Professor, Department of Electrical and Computer Engineering

University of Arizona

Abstract

The quest for processing speed in the range of Teraflops and beyond for a wide set of applications has accelerated the need for scalable high-performance parallel computing systems. For these machines to gain widespread use, they must run a variety of applications efficiently without imposing excessive programming difficulty and prohibitive costs. To achieve this, it is believed that these architectures must provide scalability to support hundreds to thousands of processors. Scalability dictates that the size of the system (e.g., the number of processors) can be increased with nominal or no change in the existing configuration, and the increase in system size is expected to result in a linear or near-linear increase in performance. One of the major problems facing the design of such scalable computing systems is an adequate interconnection network that can deliver the ever increasing bandwidth required for inter-processor and processor-memory communications. This fabric significantly affects performance, cost and scalability. The design of such an interconnection network is posing a major challenge for system designers. The problem is as follows: In order to reduce cost and provide the highest performance, parallel computers must utilize state-of-the-art off-the-shelf high-performance processors. However, the increases in processor speed and the growing performance gap between processor technology and conventional metal interconnection technology coupled with the fundamental physical limitations of metallic-based interconnect at higher data rates are resulting in interconnection networks that have limited bandwidth, limited scalability, longer communication latencies, higher power requirements, and higher costs.

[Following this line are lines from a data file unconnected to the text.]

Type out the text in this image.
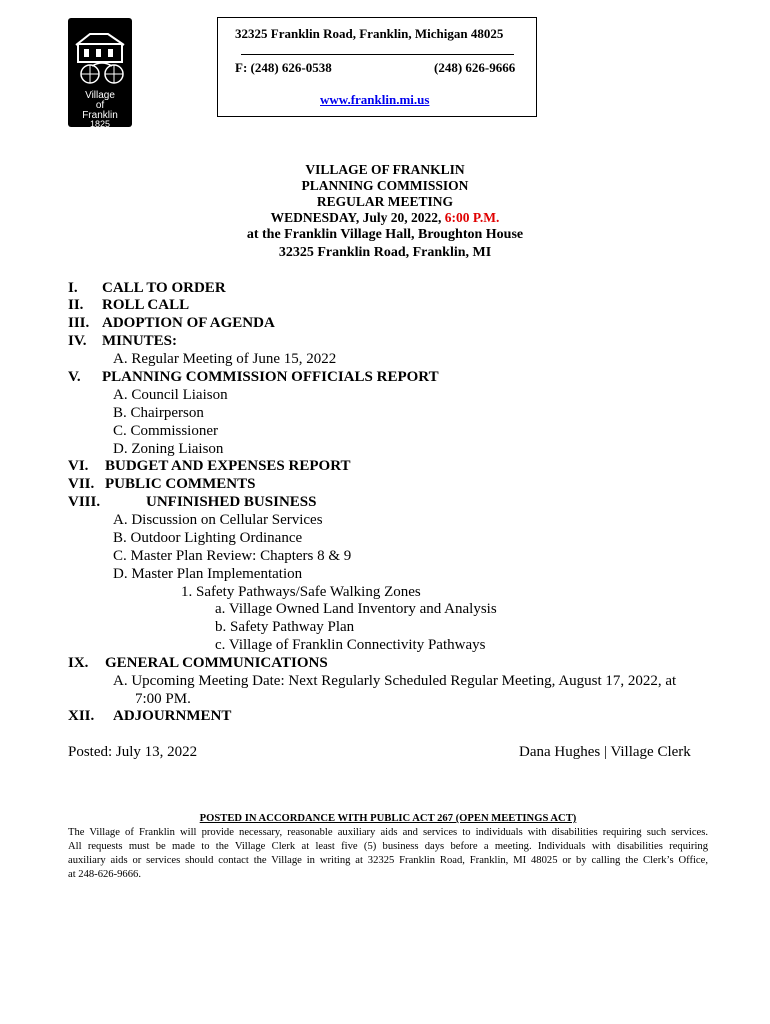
Village
of
Franklin
1825
32325 Franklin Road, Franklin, Michigan 48025
F: (248) 626-0538	(248) 626-9666
www.franklin.mi.us
VILLAGE OF FRANKLIN
PLANNING COMMISSION
REGULAR MEETING
WEDNESDAY, July 20, 2022, 6:00 P.M.
at the Franklin Village Hall, Broughton House
32325 Franklin Road, Franklin, MI
I. CALL TO ORDER
II. ROLL CALL
III. ADOPTION OF AGENDA
IV. MINUTES:
A. Regular Meeting of June 15, 2022
V. PLANNING COMMISSION OFFICIALS REPORT
A. Council Liaison
B. Chairperson
C. Commissioner
D. Zoning Liaison
VI. BUDGET AND EXPENSES REPORT
VII. PUBLIC COMMENTS
VIII.	UNFINISHED BUSINESS
A. Discussion on Cellular Services
B. Outdoor Lighting Ordinance
C. Master Plan Review: Chapters 8 & 9
D. Master Plan Implementation
1. Safety Pathways/Safe Walking Zones
a. Village Owned Land Inventory and Analysis
b. Safety Pathway Plan
c. Village of Franklin Connectivity Pathways
IX. GENERAL COMMUNICATIONS
A. Upcoming Meeting Date: Next Regularly Scheduled Regular Meeting, August 17, 2022, at
7:00 PM.
XII. ADJOURNMENT
Posted: July 13, 2022	Dana Hughes | Village Clerk
POSTED IN ACCORDANCE WITH PUBLIC ACT 267 (OPEN MEETINGS ACT)
The Village of Franklin will provide necessary, reasonable auxiliary aids and services to individuals with disabilities requiring such services.
All requests must be made to the Village Clerk at least five (5) business days before a meeting. Individuals with disabilities requiring
auxiliary aids or services should contact the Village in writing at 32325 Franklin Road, Franklin, MI 48025 or by calling the Clerk’s Office,
at 248-626-9666.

One viable solution that has been recognized to have the potential to solve communication problems of high-performance computing systems is the use of optical interconnects. Optical interconnects could lead to wiring design simplification, reduction in power, large bandwidth, lower signal delays, and much lower communication latencies. This talk highlights some of the fundamental communication problems facing high-performance computing and presents our research efforts in applying optical interconnects to the design of scalable parallel computing systems. Specifically, we present the design and analysis of our proposed network architecture called RAPID: Reconfigurable, All-Photonic Interconnection network for Distributed and parallel computers. RAPID has been designed with an integrated approach that aggressively combines the unique advantages of wavelength and space division multiplexing of optical technology with architectural innovations. The goal of RAPID is to provide a highly parallel architecture that can scale to a large number of processors while delivering scalable bandwidth, very low latency, and a much reduced network cost. We evaluated RAPID based on network characteristics, power budget criteria, and simulation using benchmark suites, and dynamic traffic loads and compared it against several other popular networks. The results indicate that RAPID outperforms all these networks. After presenting the performance evaluation results, we conclude the presentation with future directions of this research and the overall impact of the deployment of optical interconnects in next generation computing systems.